The premier, Dominic Perrottet, said while he appreciated teacher concerns he would not be “threatened by union bosses”.

“What I have said is that we are working through all of the industrial issues across the NSW public service and doing it in a holistic way,” Perrottet said.

But the head of the NSW Teachers Federation, Angelo Gavrielatos, insisted the strike would go ahead and said the union had been attempting to negotiate on wages since early last year.

“We have been very patient,” he said, adding that the federation wrote to the government as recently as February seeking negotiations on pay.

Gavrielatos said the government had given “no guarantee” of a wage rise for teachers.

“Last week we got a vague announcement by the premier that they will look at salaries in the context of the budget,” he said.

The government is under increasing pressure to scrap the wage cap, amid increasing pressures on cost of living including rising inflation and the Reserve Bank of Australia decision to raise interest rates on Tuesday.

After the RBA announced its decision, the head of Unions NSW, Mark Morey, urged Perrottet to “remove the handbrake on wages”.

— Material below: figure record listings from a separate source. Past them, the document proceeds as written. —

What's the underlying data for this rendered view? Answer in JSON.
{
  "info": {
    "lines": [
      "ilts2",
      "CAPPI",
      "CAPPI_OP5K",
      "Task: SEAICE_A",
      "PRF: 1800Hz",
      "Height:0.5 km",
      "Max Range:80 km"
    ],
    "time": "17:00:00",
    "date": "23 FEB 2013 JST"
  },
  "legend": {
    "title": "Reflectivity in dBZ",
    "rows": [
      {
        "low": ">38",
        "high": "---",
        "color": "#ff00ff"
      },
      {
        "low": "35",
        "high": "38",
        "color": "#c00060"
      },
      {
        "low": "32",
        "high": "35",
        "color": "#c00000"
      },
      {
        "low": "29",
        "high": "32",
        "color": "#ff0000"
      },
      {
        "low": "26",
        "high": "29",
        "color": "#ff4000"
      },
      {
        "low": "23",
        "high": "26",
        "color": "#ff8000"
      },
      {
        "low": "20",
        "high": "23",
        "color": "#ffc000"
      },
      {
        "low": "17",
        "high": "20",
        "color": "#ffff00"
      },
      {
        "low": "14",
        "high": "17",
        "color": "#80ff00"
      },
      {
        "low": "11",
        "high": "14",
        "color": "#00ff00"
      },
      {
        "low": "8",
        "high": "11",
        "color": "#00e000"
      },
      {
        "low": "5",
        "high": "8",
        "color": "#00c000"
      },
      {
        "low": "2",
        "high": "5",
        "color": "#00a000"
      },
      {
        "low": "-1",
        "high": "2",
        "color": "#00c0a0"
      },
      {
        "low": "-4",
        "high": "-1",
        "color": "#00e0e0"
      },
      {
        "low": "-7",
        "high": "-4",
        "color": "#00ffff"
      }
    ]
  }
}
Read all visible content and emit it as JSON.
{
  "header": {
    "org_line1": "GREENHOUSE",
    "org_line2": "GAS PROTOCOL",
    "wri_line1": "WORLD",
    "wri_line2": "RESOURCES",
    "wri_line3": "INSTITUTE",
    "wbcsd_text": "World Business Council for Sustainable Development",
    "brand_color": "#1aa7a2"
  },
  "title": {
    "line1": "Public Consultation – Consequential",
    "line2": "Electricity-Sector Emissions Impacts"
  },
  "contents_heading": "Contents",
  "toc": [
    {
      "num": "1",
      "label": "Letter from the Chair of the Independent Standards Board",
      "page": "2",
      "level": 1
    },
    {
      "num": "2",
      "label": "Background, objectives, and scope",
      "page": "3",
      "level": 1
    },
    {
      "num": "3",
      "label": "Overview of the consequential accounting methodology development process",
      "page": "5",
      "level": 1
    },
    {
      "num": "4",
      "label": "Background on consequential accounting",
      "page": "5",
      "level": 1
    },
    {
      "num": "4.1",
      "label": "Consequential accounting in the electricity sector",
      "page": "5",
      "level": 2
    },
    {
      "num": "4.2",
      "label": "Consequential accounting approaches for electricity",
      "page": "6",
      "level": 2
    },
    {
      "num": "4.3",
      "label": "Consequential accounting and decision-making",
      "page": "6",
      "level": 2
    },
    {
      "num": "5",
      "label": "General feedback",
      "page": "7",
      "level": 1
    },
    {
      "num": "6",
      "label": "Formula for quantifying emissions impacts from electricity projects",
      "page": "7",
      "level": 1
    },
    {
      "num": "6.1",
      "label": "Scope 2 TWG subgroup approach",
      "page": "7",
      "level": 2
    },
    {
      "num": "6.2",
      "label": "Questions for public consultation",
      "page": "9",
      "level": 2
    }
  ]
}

“Today life just got significantly harder for nurses, paramedics, firefighters, teachers and all manner of public sector workers. The banks are about to take a big bite out of their take-home pay and until the wage cap is lifted there’ll be little relief in the form of higher wages,” Morey said.

“As the nation’s largest employer, the NSW government’s miserable stinginess is also holding back workers in the private sector from getting a pay rise that keeps pace with the cost of living.

“The wage cap must go now. The longer it stays in place the higher the risk of NSW losing key workers to other states where pay rises are easier to gain and the cost of housing is lower.”